« On ne peut être artiste professionnel à Maurice. » Il a suffi d’une phrase pour que ce parfait inconnu du monde culturel mauricien devienne une personne très en vue et reconnue – à juste titre ou pas – pour son inculture.

Des mots dits au chorégraphe Jean-Renat Anamah. Si cette phrase a été balancée dans un cadre privé, elle est très vite devenue virale, suite à sa publication sur la toile.  Et la « rébellion » des internautes (des artistes surtout) sur Facebook, donne encore plus de poids à ces propos incendiaires…

On ne peut reprocher à Anamah d’avoir rendu public ce discours déplacé à l’encontre de la communauté des artistes. Contrairement à un certain Bhadain, le chorégraphe a eu le courage de dire les choses telles qu’elles sont et de laisser rugir sa colère en public. Comme un vrai lion.

Pour répondre à monsieur Roopun, nous allons nous éloigner des répliques trop simplistes : « Ou artis ou ? », « Ou spesialis dan lar ou ? »  Evitons de plagier un de nos plus grands orateurs.

Il ne fait aucun doute que ce propos relève d’une méconnaissance du dossier Art et Culture. Sortir du ministère de l’Intégration sociale pour se retrouver à gérer le dossier des Arts et de la Culture, en moins d’un mois, relève pour beaucoup du miracle – surtout pour une personne n’ayant aucun lien avec le domaine culturel. On ne parle pas ici de tout ce qui touche au socio-culturel, mais des Arts. Malgré tout, Monsieur Roopun, votre maladresse est peu excusable.

On ne va pas vous faire un cours lexical pour exposer la définition du mot « artiste » ou du mot « professionnel ». Loin de là, nous ne sommes pas ici pour insulter votre intelligence.  Mais il est important d’exposer des faits concrets pour attester qu’il y a bel et bien des artistes professionnels à Maurice.

Dans tous les domaines artistiques et depuis des années, le pays a compté des esthètes qui ont contribué à l’évolution de notre culture et de notre société. Des actions et des réflexions pertinentes qui ont permis de construire l’identité culturelle de notre île. Et cela a été fait par des artistes professionnels. Des êtres excellant dans leur domaine, avec l’habilité et les qualités requises pour les exercer. Tout ceci demande du respect.
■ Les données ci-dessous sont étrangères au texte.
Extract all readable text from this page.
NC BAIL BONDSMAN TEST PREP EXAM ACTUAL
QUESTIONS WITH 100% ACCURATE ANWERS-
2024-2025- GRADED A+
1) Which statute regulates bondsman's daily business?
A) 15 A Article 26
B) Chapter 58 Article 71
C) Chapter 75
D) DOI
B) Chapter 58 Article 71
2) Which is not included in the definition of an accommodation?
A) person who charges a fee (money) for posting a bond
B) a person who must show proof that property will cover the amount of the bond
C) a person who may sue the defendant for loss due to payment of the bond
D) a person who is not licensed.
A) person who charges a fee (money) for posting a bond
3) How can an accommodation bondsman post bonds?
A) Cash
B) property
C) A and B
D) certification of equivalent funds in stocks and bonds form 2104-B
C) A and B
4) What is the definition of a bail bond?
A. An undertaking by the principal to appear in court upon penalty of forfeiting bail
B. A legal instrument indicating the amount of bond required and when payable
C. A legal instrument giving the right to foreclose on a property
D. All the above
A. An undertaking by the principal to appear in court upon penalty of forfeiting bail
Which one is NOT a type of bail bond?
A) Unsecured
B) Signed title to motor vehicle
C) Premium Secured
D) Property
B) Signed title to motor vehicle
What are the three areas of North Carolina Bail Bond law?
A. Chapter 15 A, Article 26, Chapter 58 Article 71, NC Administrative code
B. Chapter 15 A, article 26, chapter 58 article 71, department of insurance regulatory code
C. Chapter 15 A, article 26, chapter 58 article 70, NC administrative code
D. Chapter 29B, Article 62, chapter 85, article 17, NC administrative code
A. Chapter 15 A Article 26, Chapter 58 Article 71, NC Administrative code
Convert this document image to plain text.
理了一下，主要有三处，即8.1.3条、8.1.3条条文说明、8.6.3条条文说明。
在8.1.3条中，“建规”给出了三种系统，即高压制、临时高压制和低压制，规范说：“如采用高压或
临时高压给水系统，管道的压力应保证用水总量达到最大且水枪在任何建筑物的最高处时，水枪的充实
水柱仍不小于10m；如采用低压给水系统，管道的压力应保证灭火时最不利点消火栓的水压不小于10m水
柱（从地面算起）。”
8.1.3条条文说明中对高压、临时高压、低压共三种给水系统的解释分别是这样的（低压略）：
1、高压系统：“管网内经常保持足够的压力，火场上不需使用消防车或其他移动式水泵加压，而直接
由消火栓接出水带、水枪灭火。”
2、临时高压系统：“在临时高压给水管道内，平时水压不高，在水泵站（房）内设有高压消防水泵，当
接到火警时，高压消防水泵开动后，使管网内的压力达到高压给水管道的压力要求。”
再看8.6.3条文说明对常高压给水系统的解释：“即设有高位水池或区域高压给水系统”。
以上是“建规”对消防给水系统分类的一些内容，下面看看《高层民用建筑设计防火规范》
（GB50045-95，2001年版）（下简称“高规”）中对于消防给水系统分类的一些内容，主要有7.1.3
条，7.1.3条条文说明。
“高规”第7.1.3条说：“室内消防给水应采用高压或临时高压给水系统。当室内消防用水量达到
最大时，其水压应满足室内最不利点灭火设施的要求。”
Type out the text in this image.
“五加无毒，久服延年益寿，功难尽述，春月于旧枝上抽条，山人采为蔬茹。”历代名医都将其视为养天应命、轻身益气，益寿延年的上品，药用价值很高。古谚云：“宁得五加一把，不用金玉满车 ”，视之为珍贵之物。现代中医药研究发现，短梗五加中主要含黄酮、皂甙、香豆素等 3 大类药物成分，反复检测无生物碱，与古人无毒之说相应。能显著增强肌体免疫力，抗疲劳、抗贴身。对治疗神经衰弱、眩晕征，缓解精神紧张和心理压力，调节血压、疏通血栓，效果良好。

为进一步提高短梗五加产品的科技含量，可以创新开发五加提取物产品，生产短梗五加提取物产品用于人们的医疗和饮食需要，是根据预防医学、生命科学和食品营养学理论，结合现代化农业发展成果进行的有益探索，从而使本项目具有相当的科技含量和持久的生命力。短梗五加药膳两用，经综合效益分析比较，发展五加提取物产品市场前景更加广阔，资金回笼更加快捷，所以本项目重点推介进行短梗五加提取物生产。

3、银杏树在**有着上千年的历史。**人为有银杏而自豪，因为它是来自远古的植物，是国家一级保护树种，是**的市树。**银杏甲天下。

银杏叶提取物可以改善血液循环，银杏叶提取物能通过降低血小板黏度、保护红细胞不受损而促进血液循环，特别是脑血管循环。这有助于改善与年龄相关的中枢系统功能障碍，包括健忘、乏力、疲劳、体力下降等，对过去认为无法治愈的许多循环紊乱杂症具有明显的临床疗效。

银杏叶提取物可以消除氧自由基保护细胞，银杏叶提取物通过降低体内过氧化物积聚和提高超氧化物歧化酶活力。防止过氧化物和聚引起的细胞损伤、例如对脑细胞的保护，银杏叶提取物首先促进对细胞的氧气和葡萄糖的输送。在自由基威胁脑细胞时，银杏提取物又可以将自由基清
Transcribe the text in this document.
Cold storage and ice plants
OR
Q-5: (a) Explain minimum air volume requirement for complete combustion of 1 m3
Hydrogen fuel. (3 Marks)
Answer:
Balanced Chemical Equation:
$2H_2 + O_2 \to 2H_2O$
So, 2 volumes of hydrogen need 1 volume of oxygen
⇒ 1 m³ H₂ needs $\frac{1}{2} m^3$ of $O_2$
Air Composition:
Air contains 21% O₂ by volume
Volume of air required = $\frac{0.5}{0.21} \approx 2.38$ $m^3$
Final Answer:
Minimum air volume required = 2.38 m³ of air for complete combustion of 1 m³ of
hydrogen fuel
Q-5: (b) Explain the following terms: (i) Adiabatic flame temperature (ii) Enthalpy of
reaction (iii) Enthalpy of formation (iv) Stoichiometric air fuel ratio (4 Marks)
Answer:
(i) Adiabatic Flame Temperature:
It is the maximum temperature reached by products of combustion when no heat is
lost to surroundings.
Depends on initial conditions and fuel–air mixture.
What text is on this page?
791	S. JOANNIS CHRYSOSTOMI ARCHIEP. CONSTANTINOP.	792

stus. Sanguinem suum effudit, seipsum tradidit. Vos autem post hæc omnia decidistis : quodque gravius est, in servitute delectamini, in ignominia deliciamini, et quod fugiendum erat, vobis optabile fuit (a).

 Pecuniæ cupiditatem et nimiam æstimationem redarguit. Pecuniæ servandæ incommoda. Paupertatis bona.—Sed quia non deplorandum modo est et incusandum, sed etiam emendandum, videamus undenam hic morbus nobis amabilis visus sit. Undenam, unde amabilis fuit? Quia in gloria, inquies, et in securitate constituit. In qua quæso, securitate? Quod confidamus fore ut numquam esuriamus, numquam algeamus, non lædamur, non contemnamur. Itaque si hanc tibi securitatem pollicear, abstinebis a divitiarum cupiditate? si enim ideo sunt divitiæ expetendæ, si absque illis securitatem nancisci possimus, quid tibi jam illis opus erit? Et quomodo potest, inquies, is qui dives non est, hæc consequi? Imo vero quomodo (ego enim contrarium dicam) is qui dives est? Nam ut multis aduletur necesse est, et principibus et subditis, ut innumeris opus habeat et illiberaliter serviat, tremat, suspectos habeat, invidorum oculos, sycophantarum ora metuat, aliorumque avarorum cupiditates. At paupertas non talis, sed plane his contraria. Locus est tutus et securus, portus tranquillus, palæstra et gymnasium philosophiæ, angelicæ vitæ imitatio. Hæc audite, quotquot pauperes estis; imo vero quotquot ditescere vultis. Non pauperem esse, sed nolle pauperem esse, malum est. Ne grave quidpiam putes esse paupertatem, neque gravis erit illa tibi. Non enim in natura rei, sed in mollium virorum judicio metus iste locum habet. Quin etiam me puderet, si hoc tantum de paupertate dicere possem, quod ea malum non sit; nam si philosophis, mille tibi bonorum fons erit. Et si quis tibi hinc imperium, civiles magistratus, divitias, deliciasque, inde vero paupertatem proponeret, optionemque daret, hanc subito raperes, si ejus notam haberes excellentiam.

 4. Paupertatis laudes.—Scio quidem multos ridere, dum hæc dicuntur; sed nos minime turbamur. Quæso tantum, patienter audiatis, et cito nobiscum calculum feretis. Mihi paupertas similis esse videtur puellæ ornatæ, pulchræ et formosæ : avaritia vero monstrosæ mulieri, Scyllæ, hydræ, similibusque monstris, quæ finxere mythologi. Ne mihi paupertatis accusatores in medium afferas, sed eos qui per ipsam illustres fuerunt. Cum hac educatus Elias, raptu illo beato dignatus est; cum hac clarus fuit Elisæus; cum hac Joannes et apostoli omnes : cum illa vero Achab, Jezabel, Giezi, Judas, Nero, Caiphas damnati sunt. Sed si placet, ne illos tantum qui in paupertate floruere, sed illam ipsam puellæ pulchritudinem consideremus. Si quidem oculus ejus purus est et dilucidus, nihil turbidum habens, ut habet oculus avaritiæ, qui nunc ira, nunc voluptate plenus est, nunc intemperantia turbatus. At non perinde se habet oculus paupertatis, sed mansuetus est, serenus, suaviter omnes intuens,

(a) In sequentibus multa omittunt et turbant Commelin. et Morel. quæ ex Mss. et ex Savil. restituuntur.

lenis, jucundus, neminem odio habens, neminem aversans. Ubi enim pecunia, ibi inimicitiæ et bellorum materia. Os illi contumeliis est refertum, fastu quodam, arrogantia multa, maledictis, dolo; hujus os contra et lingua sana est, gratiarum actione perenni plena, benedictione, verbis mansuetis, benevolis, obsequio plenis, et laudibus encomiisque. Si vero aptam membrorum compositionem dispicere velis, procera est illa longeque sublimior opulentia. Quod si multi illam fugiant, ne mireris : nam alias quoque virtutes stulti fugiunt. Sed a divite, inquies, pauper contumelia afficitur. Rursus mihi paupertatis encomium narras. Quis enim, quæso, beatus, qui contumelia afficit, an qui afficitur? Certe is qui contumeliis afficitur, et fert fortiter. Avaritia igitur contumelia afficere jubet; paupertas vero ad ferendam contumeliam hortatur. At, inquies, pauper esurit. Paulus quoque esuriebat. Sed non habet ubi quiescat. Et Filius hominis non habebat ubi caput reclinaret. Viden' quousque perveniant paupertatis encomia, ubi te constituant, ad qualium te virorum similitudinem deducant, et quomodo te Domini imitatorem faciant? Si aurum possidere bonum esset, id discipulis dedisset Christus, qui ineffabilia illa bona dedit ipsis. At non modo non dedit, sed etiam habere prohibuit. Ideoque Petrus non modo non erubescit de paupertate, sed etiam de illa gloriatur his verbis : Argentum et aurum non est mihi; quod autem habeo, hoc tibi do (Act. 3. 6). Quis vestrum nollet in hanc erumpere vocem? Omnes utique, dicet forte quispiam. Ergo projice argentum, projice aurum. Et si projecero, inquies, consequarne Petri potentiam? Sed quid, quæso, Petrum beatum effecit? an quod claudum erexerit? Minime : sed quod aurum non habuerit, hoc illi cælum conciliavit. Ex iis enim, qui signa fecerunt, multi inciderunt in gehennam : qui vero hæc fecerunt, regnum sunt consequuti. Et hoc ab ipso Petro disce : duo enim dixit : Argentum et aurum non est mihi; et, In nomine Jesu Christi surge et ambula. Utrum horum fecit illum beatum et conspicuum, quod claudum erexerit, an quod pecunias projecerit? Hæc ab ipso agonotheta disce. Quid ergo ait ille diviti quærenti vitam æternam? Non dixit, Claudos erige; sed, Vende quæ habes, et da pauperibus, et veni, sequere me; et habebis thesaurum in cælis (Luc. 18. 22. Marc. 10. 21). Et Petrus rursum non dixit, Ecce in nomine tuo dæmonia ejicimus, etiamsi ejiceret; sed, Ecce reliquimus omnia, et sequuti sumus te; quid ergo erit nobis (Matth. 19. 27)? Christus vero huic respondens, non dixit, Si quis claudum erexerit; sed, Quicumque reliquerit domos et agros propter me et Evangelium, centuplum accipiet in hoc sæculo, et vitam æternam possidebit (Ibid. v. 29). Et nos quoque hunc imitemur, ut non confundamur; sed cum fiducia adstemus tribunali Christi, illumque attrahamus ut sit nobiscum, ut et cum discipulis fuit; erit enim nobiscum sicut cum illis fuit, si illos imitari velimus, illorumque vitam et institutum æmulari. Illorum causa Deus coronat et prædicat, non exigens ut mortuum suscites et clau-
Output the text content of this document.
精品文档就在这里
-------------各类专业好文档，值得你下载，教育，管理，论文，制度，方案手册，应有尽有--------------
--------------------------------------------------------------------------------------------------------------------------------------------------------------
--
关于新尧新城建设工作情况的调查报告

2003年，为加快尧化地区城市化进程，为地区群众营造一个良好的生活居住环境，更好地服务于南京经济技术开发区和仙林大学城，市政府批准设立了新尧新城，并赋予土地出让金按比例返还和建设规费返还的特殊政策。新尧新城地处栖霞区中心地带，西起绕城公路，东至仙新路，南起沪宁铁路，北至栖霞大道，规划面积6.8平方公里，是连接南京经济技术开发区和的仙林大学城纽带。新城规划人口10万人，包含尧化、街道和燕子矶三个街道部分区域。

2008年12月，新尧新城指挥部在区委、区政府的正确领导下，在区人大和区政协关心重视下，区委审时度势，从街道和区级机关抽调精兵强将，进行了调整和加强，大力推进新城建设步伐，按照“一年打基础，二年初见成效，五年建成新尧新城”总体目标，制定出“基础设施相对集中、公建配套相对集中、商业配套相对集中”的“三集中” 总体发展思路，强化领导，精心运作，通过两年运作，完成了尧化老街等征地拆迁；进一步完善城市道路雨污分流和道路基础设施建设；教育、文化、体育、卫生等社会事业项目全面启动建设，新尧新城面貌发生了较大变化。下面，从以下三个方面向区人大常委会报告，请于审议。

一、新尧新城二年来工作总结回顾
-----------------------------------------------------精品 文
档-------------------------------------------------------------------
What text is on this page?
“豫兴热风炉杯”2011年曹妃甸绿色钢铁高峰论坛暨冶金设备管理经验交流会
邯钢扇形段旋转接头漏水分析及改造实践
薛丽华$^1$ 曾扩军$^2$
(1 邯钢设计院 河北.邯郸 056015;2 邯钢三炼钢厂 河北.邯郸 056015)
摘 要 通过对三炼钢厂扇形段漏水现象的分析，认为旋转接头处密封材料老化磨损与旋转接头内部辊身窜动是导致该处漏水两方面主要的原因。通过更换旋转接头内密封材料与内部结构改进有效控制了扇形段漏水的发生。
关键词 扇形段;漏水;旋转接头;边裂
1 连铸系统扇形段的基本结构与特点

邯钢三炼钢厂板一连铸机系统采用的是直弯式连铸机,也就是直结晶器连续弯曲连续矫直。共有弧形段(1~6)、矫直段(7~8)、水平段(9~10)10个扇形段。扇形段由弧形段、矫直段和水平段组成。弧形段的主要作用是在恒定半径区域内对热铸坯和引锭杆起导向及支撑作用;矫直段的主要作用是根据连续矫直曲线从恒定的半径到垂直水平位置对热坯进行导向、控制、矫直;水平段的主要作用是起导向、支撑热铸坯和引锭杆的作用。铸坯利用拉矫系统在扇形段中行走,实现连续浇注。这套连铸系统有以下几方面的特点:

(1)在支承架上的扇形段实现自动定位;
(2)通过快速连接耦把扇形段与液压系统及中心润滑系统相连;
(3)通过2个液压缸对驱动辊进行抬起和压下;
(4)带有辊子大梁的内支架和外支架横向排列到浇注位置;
Pour preuve, voici quelques noms d’artistes professionnels (la liste est trop longue pour les citer tous).

De Malcolm de Chazal à Ananda Devi, en passant par Jean-Marie Leclézio, Nathacha Appanah, Shenaz Patel… la littérature mauricienne brille de mille feux.

D’Anna Patten à Sanedhip Bhimjee, d’Anamah à Stephen Bongarçon, sans oublier les frères Joseph et de nombreux autres talents, la danse est en mouvement perpétuel.

D’Ernest Wiehé à Jane Constance, Menwar, Triton, OSB Crew, Cassiya, Mario Ramsamy…  la musique d’ici est connue ailleurs et résonne encore plus fort. D’Henri Favory à Dev Virahsawmy, Gaston Valayden, Miselaine Duval… les planches vibrent avec ardeur.

De Pierre Argo à Vaco, Firoz Ghanty, Henry Coombes, Nirveda Alleck, Khalid Nazroo, Krishna Luchoomun, Gaël Forget…  l’art plastique est une palette de couleurs exaltantes.

De Gérard Sullivan à Emilien Jubeau en passant par Guillaume Jauffret… la conception artistique rayonne sur notre île.

Et tant d’autres encore qui, dans l’ombre, s’engagent au quotidien et s’appliquent à faire les choses dans le sens de l’art et avec professionnalisme. Qui sait, ils seront peut-être les prochains ambassadeurs de la culture de notre pays ?

Comme le dit si bien l’écrivain russe, Maxime Gorki : « La culture nouvelle commence là où le travailleur et le travail sont traités avec respect. » Comprenez, monsieur Roopun le sens de ce discours, qui n’est pas une leçon de culture, mais un appel au respect.